Em 2009 eu começaria a escrever num caderninho o que se tornaria a base do curta, colocando ideia,  quem era o personagem, de onde ele vinha, que cidade ele morava… a partir daí comecei a desenvolver um roteirinho bem simples e em 2011 eu participei de um evento chamado 24 Comic Day, onde resolvi usar essa história que já estava na minha cabeça há um tempão. Montei um roteiro pra me ajudar e o quadrinho, peguei todo esse material e fui montando o projeto técnico, roteiro, orçamento, equipamentos, pra poder inscrever no edital.

ULTRAJ3: Gostaria que me falasse um pouco da trajetória até chegar no YouTube…

Léo Mancini: A equipe são 4 pessoas, e eu meio que produzia, coordenava tudo e cada um nas suas funções. O Bruno e o Abrão me ajudaram a desenvolver o storyboard e o design dos personagens, esse processo levou mais ou menos dois meses, e daí a gente começou a fazer animação bruta mesmo. O Edgar desenhava cenário atrás de cenário e eu e os meninos dividimos a quantidade de cenas, que são 22, e começamos a animar. Eu chamei alguns amigos meus para me ajudar com a trilha, mas tava todo mundo muito atarefado, então resolvi montar eu mesmo.

Gravei tudo em casa com o meu equipamento e depois entrei em contato com o Beto Montrezol, que é o dono do Estúdio supersônico, e ele fez a mixagem final. Com ele eu também gravei as vozes em inglês e portunhol. Eu consegui o telefone do Silvio (Navas) depois de muita pesquisa na internet, entrei em contato, ele curtiu a ideia, a gente leu o roteiro muito rapidamente e ele passou de forma belíssima no telefone comigo, e foi lá no estúdio em Santos gravar, acho que ele gravou em umas duas horinhas.

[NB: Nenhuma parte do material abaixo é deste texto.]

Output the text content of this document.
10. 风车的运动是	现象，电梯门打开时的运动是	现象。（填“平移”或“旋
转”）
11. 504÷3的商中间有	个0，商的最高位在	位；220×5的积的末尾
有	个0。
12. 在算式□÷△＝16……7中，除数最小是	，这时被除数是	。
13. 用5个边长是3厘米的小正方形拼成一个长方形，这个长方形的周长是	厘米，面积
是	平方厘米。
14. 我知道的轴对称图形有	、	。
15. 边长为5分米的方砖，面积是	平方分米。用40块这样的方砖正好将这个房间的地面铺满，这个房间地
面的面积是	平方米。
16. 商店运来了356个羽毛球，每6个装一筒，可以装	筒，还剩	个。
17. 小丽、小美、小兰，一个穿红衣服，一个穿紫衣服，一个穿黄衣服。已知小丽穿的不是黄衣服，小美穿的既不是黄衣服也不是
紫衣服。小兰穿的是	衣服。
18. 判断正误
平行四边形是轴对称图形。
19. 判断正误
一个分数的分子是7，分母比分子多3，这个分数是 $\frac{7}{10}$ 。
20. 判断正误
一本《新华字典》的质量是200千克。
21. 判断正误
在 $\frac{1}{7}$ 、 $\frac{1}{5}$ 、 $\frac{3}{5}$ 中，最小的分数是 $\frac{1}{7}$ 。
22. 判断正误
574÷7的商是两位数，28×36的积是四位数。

Terminamos um pouco antes do encerramento das inscrições para o Anima Mundi 2017, foi  quando enviei a cópia para o Ministério da Cultura e para o Anima Mundi e graças a Deus foi aprovado. A partir desse processo o que eu tinha que fazer depois demorou uns 2 meses. Da aprovação até exibição, em 2017, demorou quase 2 anos e fizemos tudo dentro do orçamento, não estouramos, inclusive, uma pequena parte do que não utilizamos foi devolvida para o governo e agora estamos disponibilizando na internet para todo mundo assistir. O curta já participou de alguns festivais, notoriamente o Anima Mundi, do Festival de Animação em Brasília e da Mostra do Audiovisual do Estado do Amazonas.

ULTRAJ3: Como foi teu envolvimento com a animação e quais são os novos projetos?

Léo Mancini: Eu tenho dois projetos que estão na linha de produção. No ano passado eu fui contemplado num novo edital de apoio a curtas-metragens também pelo Ministério da Cultura, com um curta chamado Briga de galo, que conta uma história em quadrinhos sobre um galo que é pugilista e agora tá precisando de uma grana para manter a escola dele aberta, então resolve se inscrever em um vale-tudo. Esse já está em processo de finalização, estamos na cena final e também vai ser lançando na internet, mas antes ele vai fazer a turnê dos festivais.

Além disso eu participo de um coletivo chamado Planos em Sequência com outros artistas e cineastas, onde estamos tentando tirar do papel um documentário de longa-metragem sobre a Santa Casa. Eu estou desenvolvendo um longa independente, de baixíssimo orçamento, que ainda estou escrevendo e planejando para talvez o início ou metade do ano que vem.